Хозяева заведения, разместившегося в подвальчике старого особняка – вчерашние вышибалы и вымогатели. Обозвали они своё заведение «Алладин». Странно, но никто в городе не обратил внимания на то, что вывеску писал полуграмотный заика. Впрочем, ресторан получился неплохим, а, в конце концов, и вывеску переправили.

Иван Петрович с матерью уехали на дачу. И мне пришло в голову отправиться в ресторан на машине матери. Я оставила машину у входа, подождала приятельницу, и мы спустились с ней в зал. Горели факелы на стенах, лилась грустная восточная песня. Мы молча пили кофе и курили кальян.
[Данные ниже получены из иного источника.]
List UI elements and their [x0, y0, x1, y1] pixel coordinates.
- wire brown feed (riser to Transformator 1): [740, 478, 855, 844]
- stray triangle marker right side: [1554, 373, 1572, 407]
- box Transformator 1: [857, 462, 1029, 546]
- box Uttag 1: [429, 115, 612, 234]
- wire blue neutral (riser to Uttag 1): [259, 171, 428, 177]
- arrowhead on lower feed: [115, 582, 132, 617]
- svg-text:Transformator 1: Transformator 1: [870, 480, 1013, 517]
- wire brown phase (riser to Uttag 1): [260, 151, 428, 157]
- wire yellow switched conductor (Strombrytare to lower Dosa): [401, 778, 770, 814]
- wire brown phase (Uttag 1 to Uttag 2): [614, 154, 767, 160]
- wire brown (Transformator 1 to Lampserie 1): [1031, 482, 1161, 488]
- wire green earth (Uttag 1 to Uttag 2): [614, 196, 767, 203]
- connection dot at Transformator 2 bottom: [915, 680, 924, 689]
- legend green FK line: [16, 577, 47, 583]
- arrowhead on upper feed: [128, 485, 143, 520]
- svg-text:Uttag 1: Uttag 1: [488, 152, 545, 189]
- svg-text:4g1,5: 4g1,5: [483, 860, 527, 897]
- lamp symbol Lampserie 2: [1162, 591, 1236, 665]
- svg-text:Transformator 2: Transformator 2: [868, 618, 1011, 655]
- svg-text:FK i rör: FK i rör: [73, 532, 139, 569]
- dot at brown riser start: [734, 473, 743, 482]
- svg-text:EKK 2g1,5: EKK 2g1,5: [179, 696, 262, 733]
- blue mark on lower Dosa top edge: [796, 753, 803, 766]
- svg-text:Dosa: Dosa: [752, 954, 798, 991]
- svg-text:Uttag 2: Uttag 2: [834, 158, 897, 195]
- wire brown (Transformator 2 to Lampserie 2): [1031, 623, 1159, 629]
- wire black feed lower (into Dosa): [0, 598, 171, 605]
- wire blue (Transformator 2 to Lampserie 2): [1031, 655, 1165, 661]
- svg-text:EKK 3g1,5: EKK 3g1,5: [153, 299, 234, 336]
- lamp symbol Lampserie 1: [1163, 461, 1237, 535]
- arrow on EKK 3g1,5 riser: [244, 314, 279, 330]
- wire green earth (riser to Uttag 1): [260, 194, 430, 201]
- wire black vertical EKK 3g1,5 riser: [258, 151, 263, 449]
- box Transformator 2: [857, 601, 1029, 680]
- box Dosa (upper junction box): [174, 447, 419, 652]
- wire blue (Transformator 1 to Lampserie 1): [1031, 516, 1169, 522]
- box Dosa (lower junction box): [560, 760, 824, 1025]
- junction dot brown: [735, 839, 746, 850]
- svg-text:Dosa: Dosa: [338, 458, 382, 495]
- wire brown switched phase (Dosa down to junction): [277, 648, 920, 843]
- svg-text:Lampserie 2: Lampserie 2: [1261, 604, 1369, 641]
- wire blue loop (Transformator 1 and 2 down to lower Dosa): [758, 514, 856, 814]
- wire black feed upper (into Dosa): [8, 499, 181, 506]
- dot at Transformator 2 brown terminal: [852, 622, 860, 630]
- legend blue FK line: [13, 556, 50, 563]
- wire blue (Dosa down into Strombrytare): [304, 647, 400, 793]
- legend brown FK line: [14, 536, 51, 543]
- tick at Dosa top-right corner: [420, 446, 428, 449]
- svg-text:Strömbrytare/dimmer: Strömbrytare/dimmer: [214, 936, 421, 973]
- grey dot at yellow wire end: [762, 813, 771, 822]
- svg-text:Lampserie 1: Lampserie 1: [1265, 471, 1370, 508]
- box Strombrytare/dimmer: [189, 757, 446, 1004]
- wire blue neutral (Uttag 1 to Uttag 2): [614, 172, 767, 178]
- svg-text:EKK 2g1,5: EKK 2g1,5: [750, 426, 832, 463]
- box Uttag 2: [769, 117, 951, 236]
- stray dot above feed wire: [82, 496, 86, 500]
И мне вдруг страстно, до какой-то тоски, захотелось рассказать своей знакомой все свои злоключения – и про Илью, и про Лизу, и про то, что я ничего не понимаю в себе и не знаю, что теперь делать. И хотя мы не были с ней очень близки, меня охватила иллюзия огромного удовлетворения, могущего будто бы наступить от моей откровенности.

Но в ту секунду, когда я уже собиралась начать свой рассказ, в окно влетели отвратительные, резкие звуки автомобильной сигнализации. Вопила моя машина. Я подскочила к окну: прямо передо мной на новеньком, ещё блестящем эвакуаторе, появившемся в городе неделю тому назад по инициативе Ивана Петровича, стояла машина моей матери, которую я взяла без спросу. Машина мигала, кричала, взывала о помощи, не желая отправляться на штрафную автостоянку, и не соблазняясь возможностью стать первой жертвой городского эвакуатора. Ничего мне не оставалось, как броситься ей на помощь. И долго ещё пришлось мне доказывать не желавшим расставаться со своей жертвой рабочим, что машина, в которую они вцепились, принадлежит супруге городского головы.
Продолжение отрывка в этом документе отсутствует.